Correspondence to:Masashi Ohe. Department of Internal Medicine, JCHO Hokkaido Hospital, Nakanoshima 1 Jo, 8-chome 3-18, Sapporo 062-8618, Japan. masshi@isis.ocn.ne.jp
PGPS is a rare EDTA-dependent phenomenon that causes platelets to degranulate in vitro, resulting in a gray appearance on the blood film, similar to that observed in a case of gray pseudo-syndrome (GPS). However, unlike GPS, this phenomenon occurs only when the blood is collected with EDTA as an anticoagulant and not when it is collected with sodium citrate or heparin as the anticoagulant. Typical electron microscopy of PGPS reveals the degranulation of EDTA-exposed platelets.
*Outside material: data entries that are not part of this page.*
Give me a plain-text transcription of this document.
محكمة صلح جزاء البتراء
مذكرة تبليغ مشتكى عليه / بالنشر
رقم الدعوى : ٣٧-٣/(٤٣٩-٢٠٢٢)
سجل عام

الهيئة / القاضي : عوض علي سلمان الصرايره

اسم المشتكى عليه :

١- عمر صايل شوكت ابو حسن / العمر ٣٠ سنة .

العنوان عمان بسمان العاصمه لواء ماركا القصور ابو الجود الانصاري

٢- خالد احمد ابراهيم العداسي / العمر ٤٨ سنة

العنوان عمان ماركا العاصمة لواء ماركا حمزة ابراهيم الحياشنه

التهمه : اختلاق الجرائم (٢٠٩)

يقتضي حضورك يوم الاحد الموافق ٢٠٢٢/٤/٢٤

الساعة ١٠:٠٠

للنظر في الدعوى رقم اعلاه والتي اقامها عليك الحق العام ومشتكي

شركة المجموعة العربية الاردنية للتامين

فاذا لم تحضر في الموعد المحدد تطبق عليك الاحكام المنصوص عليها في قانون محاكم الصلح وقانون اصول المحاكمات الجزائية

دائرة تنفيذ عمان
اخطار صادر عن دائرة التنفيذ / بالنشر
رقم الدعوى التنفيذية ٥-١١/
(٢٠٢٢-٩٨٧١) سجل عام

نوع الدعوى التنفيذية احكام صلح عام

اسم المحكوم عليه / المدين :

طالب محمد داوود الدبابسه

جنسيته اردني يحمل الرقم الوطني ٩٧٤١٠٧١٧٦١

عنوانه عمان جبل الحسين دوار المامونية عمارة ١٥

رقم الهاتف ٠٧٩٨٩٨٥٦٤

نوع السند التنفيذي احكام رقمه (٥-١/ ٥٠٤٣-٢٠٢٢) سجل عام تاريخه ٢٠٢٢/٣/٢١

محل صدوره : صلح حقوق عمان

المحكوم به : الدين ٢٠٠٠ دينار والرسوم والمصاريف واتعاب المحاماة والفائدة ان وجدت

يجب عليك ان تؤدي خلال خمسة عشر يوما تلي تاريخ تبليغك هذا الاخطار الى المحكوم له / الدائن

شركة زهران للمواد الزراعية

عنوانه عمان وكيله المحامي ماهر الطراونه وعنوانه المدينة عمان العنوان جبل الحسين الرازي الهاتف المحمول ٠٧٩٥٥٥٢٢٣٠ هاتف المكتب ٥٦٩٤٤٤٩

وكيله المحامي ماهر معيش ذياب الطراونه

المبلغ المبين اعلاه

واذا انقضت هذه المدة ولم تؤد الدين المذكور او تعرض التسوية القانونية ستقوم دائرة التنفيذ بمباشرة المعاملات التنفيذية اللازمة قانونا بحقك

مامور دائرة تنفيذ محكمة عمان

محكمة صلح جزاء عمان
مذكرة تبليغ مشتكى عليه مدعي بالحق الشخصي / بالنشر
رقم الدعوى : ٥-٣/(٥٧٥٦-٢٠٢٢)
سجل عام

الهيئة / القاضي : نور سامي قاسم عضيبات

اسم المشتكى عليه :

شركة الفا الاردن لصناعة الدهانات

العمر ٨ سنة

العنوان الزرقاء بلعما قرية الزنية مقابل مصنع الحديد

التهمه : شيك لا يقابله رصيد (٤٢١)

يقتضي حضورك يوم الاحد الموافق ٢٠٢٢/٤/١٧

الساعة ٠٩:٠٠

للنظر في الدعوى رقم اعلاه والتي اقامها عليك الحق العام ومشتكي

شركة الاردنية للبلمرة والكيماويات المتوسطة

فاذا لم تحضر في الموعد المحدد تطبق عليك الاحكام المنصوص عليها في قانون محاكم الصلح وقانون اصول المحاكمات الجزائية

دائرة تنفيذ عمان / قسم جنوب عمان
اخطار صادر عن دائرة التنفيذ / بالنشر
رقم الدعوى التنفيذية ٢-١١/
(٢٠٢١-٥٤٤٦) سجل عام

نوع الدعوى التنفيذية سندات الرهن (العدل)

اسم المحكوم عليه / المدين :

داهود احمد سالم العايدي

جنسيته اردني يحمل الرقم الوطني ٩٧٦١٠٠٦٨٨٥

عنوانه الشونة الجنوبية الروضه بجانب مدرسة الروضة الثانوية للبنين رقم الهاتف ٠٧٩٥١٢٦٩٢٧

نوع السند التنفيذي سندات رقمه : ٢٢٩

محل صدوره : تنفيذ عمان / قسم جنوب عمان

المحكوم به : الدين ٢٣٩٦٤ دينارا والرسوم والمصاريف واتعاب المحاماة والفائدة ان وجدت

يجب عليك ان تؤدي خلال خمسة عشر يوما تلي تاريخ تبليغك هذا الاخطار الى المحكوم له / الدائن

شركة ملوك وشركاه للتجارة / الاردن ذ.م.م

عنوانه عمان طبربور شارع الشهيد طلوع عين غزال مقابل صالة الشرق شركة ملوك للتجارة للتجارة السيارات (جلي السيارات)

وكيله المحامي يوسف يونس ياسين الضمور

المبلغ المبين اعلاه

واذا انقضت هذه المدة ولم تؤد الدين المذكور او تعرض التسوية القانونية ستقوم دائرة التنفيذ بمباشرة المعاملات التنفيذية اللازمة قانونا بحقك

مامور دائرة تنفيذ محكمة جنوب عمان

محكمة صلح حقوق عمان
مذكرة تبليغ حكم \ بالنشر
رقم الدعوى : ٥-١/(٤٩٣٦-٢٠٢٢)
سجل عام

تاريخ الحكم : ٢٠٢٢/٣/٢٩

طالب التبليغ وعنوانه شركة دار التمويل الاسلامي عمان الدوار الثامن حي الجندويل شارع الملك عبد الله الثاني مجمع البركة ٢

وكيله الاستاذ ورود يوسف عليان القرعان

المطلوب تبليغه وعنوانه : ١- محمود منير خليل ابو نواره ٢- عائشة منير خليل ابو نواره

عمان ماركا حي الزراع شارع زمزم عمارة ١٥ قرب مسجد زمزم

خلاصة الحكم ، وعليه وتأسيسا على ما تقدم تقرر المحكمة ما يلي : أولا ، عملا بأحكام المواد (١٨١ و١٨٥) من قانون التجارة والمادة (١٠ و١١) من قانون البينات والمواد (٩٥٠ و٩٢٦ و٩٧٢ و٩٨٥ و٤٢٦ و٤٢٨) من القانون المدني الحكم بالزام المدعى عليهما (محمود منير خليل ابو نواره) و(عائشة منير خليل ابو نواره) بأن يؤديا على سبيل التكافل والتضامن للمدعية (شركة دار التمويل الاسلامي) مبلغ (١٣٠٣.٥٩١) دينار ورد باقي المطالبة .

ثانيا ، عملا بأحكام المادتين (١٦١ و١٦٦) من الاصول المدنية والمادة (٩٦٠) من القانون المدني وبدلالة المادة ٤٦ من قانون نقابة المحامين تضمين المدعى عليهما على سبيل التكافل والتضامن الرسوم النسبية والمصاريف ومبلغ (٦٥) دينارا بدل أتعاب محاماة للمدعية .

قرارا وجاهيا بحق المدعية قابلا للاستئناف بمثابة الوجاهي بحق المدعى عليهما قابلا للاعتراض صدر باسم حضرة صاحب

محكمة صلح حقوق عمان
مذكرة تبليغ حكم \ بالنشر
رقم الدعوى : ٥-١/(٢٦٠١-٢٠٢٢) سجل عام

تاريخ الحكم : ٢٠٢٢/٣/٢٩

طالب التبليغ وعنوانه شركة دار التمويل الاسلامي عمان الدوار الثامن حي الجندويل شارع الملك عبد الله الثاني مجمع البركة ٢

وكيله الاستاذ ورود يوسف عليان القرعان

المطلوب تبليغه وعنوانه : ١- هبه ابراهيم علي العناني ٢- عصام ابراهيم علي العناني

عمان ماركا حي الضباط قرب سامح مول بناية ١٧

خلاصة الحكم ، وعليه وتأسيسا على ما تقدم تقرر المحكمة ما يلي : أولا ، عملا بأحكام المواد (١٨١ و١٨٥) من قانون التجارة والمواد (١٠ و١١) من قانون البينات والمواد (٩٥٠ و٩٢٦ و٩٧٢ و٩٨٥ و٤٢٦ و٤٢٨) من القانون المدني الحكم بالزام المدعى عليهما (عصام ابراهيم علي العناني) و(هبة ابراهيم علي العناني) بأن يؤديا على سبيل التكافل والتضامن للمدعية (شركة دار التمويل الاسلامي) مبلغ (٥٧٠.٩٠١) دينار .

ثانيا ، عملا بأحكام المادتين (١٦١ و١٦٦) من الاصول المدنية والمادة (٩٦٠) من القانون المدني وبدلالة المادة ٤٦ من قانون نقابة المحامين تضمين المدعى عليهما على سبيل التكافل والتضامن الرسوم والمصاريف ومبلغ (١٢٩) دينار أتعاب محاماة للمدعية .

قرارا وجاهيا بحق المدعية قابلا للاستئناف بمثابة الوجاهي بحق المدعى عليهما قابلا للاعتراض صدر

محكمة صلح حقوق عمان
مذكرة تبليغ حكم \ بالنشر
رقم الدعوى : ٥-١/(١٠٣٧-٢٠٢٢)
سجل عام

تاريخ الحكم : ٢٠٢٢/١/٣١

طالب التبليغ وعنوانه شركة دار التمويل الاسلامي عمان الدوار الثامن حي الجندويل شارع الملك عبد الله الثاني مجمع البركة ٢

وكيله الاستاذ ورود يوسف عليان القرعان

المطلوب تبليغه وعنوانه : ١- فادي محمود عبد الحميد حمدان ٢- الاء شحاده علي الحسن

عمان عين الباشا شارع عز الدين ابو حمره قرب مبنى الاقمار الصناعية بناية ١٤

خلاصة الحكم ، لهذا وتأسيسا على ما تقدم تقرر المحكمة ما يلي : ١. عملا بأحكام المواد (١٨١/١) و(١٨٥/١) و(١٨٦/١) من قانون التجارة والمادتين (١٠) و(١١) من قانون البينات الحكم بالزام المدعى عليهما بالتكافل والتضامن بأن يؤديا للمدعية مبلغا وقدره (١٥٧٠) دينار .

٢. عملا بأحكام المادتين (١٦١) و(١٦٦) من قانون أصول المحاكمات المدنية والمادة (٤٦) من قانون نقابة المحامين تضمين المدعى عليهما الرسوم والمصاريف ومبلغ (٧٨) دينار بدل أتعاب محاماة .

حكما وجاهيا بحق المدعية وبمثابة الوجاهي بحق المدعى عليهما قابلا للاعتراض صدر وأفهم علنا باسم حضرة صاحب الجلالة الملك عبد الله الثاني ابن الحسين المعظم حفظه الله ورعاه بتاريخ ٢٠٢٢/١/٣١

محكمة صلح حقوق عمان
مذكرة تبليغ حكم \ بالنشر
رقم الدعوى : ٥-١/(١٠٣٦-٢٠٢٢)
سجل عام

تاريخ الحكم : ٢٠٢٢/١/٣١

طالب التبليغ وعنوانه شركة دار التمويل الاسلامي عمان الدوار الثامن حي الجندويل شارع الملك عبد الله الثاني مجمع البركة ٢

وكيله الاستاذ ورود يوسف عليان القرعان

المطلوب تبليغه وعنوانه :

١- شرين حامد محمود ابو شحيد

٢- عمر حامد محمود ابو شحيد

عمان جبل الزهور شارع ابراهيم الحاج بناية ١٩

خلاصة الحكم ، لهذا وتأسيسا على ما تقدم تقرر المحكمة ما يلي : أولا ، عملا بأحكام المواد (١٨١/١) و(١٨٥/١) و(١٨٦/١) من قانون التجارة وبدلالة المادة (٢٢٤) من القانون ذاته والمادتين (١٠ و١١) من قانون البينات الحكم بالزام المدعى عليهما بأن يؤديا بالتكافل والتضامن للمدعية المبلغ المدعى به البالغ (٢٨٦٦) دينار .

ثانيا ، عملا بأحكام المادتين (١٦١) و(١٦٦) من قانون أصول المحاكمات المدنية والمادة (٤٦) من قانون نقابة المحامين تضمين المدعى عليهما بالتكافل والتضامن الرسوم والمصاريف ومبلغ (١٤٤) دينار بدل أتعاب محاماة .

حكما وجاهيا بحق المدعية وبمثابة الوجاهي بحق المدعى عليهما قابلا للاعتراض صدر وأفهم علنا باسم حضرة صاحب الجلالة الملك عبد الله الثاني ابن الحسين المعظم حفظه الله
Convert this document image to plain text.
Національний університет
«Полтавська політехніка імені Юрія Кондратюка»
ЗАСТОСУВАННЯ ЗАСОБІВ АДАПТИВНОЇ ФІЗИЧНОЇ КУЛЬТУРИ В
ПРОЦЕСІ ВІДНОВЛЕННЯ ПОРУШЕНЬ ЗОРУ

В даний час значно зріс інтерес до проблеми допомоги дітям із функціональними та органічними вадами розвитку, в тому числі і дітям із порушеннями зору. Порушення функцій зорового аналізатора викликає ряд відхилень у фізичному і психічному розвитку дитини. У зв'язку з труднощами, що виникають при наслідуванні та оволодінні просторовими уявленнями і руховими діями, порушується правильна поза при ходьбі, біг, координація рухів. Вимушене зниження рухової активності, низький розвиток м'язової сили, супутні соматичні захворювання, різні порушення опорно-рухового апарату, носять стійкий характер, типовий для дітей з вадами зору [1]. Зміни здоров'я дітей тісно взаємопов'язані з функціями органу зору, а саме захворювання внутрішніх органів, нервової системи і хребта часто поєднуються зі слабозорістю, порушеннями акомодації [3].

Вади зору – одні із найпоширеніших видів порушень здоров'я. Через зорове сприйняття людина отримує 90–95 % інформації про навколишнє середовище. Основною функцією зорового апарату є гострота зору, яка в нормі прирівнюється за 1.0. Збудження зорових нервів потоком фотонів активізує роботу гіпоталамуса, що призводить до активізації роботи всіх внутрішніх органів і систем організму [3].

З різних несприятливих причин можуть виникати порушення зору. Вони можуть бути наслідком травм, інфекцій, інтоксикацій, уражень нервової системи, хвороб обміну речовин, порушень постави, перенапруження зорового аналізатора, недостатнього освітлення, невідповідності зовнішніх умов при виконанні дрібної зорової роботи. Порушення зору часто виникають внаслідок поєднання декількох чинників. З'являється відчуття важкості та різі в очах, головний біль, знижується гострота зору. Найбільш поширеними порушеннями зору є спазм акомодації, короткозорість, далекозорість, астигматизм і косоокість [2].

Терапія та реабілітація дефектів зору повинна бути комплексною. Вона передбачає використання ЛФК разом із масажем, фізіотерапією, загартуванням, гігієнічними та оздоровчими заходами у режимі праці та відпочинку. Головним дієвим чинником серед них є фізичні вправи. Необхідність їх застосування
Although we did not perform electron microscopy, we measured serotonin levels and confirmed the degranulation of δ-granules. The pathophysiology of degranulation appears to result from a humoral factor (presumably an antibody) that induces the release of α- and δ-granule contents without platelet aggregation [1]. Crossover studies using the EDTA-anticoagulated plasma of a patient with PGPS mixed with normal patients' platelets demonstrated the degranulation of normal patients' platelets, just as the PGPS platelets degranulate in EDTA. Therefore, it is speculated that some factor in the plasma of the patient with PGPS is responsible for the degranulation. This factor is possibly an antibody against a hidden site in the platelet that is exposed after the reaction with EDTA [2,3]. The present case is particularly unusual in that platelet aggregation was present in addition to PGPS; these findings have been previously reported [1,4,5]. Mant et al. [5] reported on cases of EDTA-induced platelet degranulation with aggregation caused by a plasma factor, which was not IgG, IgM, fibrinogen, or albumin; they considered that it was an undefined abnormal plasma component that, on exposure to EDTA, develops antiplatelet activity.
In the present case, although the normal platelets of a healthy control subject were mixed with the patient's plasma, neither degranulation nor aggregation was found. Moreover, PGPS completely ameliorated approximately 2 months after discharge, when AOSD was controlled with a combination of PSL and TAC. Based on these results, we speculate that hyper-inflammation-associated platelet dysfunction and plasma factor may cause degranulation and aggregation. However, the obvious mechanism by which platelet degranulation and aggregation occur remains unclear.